Mero Moment: Power Balance And The Electoral College

This week I want to talk about the Electoral College and the movement to get rid of it. It’s probable that the 2012 session of the Utah State Legislature will see a resolution introduced supporting a compact with other states in seeking to take away the steady hand of the Electoral College.

My guess is few people even understand the purpose of the Electoral College – all they might know is that a presidential candidate (such as Al Gore) could win the popular vote nationwide but lose the election (as Gore did to George Bush in 2000). That seems unfair to some people. They think that if a presidential candidate wins the popular vote they should win the election just like in state and local races.

Our Founding Fathers thought otherwise, and we should be grateful for their considered wisdom. Without the Electoral College, America would be a land of mob rule wherein big cities and big states would be the sole target of any presidential candidate’s affections. The Founding Fathers wisely created the Electoral College to balance power in a federalist system of republican government.

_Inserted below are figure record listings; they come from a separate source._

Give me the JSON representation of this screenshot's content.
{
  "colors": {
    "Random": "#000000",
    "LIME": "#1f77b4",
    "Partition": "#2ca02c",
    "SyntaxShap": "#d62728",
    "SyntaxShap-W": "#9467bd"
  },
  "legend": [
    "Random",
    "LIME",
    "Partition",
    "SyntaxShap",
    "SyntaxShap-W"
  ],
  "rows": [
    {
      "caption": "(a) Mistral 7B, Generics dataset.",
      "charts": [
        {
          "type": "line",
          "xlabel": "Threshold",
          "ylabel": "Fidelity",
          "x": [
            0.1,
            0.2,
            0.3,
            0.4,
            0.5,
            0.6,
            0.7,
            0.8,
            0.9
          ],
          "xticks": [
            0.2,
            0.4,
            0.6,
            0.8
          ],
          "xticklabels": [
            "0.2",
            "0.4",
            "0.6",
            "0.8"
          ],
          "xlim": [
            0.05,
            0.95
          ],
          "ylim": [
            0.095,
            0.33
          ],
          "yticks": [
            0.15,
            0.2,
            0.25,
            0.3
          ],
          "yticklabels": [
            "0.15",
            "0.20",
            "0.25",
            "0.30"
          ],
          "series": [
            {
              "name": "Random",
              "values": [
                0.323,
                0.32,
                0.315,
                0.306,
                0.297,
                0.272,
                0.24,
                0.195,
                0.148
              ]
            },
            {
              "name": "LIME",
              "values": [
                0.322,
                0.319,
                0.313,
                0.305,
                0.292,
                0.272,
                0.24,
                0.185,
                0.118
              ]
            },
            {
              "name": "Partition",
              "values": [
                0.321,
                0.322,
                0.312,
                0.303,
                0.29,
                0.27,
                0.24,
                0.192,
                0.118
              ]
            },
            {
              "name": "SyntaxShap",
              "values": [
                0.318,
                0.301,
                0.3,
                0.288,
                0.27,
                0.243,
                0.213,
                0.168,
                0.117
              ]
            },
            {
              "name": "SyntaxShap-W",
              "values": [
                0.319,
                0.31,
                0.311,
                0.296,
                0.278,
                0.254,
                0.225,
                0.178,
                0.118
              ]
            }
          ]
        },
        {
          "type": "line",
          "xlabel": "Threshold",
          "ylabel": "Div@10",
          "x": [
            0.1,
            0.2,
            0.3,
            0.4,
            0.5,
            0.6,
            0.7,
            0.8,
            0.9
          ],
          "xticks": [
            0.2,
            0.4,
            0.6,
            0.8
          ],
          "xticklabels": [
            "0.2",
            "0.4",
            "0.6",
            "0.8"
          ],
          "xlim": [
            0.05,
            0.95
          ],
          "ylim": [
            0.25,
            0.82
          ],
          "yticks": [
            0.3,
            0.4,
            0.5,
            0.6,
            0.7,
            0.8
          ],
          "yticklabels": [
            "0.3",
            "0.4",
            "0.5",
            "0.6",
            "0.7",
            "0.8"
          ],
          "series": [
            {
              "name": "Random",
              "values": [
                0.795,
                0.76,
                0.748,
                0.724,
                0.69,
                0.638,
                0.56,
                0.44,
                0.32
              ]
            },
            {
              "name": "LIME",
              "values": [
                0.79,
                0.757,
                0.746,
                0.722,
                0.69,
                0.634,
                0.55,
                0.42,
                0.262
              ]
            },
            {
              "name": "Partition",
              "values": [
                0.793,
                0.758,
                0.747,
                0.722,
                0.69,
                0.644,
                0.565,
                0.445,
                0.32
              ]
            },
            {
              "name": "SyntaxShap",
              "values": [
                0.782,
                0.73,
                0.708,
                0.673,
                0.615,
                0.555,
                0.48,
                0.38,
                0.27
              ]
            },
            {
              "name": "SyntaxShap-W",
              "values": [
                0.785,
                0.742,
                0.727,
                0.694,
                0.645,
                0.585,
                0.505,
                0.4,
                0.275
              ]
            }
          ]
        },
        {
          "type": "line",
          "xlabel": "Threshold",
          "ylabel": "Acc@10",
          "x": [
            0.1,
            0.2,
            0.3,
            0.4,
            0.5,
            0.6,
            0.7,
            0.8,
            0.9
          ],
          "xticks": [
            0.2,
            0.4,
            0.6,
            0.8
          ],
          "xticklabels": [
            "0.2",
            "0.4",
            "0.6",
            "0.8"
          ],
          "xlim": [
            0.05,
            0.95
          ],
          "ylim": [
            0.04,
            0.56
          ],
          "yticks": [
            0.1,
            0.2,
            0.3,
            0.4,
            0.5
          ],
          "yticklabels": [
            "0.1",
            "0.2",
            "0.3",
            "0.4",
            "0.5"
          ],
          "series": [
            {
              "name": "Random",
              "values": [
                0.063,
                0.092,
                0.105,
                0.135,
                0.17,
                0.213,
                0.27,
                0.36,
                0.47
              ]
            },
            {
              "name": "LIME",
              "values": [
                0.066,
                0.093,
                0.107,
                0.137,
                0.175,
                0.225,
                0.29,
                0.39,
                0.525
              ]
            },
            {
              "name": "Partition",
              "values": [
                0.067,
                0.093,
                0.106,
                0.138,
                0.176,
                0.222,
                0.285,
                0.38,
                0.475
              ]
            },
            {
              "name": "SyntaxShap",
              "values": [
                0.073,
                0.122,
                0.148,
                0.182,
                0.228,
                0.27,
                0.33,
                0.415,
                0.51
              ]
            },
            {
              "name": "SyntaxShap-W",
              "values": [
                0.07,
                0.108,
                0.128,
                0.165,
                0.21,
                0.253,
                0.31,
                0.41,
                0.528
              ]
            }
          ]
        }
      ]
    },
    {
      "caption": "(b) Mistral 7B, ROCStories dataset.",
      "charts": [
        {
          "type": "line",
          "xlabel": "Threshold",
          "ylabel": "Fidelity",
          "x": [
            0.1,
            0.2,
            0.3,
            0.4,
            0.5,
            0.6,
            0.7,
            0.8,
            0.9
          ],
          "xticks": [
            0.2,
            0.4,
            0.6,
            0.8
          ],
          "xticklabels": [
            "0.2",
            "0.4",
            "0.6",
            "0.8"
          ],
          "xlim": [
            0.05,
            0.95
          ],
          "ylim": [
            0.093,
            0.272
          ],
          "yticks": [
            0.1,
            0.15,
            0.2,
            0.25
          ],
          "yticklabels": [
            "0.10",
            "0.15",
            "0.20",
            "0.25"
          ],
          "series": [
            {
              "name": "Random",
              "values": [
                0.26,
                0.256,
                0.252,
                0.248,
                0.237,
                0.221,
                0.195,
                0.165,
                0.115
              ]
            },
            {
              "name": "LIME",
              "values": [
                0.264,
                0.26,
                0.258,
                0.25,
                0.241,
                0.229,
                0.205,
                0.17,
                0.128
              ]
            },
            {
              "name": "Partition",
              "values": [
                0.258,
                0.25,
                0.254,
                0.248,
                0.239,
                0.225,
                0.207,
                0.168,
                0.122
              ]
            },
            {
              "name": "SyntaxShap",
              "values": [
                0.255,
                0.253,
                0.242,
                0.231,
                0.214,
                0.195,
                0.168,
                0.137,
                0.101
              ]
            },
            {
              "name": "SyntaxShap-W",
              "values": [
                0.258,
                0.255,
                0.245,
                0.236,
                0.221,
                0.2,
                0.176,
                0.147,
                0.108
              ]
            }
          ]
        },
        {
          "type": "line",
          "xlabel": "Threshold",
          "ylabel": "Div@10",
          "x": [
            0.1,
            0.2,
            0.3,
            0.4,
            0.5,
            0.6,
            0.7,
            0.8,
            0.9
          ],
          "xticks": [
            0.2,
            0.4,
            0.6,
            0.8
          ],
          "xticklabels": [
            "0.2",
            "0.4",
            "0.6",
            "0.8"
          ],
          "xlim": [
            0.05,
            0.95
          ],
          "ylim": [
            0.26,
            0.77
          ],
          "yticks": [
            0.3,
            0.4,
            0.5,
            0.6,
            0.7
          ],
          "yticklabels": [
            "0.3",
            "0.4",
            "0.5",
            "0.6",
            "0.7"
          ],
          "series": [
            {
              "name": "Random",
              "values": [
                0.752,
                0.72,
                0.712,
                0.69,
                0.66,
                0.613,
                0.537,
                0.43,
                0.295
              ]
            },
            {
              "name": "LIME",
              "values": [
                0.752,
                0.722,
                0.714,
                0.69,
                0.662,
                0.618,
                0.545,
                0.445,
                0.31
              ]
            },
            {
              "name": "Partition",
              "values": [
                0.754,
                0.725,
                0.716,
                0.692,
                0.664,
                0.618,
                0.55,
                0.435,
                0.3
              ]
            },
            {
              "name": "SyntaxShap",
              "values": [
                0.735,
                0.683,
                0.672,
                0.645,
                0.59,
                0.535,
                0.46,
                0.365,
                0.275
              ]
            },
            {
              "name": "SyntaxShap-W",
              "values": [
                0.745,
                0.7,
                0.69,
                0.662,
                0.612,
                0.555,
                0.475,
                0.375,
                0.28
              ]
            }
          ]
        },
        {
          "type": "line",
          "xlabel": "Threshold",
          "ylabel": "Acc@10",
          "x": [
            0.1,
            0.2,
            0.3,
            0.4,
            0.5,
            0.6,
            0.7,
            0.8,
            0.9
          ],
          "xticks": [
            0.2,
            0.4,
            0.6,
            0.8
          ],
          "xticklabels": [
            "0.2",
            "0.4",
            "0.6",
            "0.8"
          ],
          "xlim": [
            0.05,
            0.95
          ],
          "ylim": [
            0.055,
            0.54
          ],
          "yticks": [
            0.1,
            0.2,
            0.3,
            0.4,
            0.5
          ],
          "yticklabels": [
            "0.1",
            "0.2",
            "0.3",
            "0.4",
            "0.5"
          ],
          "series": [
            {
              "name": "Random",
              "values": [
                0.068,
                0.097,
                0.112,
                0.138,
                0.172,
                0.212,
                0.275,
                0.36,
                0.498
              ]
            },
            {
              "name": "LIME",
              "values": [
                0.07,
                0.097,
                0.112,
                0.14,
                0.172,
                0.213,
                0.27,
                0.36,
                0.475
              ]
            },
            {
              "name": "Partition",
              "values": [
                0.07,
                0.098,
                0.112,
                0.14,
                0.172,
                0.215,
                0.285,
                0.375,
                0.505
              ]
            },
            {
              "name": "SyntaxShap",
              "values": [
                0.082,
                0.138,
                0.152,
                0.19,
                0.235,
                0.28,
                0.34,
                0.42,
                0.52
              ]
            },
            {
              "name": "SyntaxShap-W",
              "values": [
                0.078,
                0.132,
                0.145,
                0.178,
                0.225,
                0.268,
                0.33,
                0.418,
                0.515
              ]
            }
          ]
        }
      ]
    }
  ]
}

Under this system, each state is permitted a number of “electors” equal to its number of congressmen and senators. Utah will now have six electors in the Electoral College, equal to our four congressional seats and two Senate seats. When Utahns cast their popular votes for president, the presidential candidate winning the most votes receives the electoral votes as well. In other words, when you go to the polls to vote for a presidential candidate next November, you’re really choosing who you want to receive Utah’s electoral votes.

The wisdom in this system is its balance of power between big states and little states, between densely populated states and less populated ones. Big states still have more electors than little states, but little states have a meaningful voice.

Think of the Electoral College this way: The winner of the World Series is determined by games won, not runs scored or hits made. One baseball team could have more total runs than its opponent over a seven-game series, but the winner of the series is determined solely by the number of games won. The Electoral College works the same way. Because we don’t want one region of the country or one group of people to consistently determine the outcomes of presidential elections, we spread the influence as broadly as possible – just like we determine the winner of the World Series by spreading the play over an entire series.

A movement is afoot in Utah to undo the Electoral College. The National Popular Vote movement is spending lots and lots of money to offset this delicate balance. The NPV wants the popular vote for president to win every time. Of course, this renders small states and less populated areas irrelevant.

My friend Larry Reed, at the Foundation for Economic Education, says the Electoral College is needed, among other reasons, “to prevent a presidential campaign in which the candidates simply cater to a handful of vote-rich populous states and ignore everybody else, which would be tremendously divisive and destructive of national unity and any sense on the part of all the people that the election winner is indeed ‘legitimate.’”

Presidential candidates tend to skip over Utah – no Democrat wants to come here and no Republican needs to come here – but that’s because we’re so heavily Republican, not because our votes don’t count.

When you see this business come before our state Legislature, take time to think it through. The Founders of this nation had many difficult challenges as they forged a new Constitution. Federalism is one of their geniuses, and so is the Electoral College.

For Sutherland Institute, I’m Paul Mero.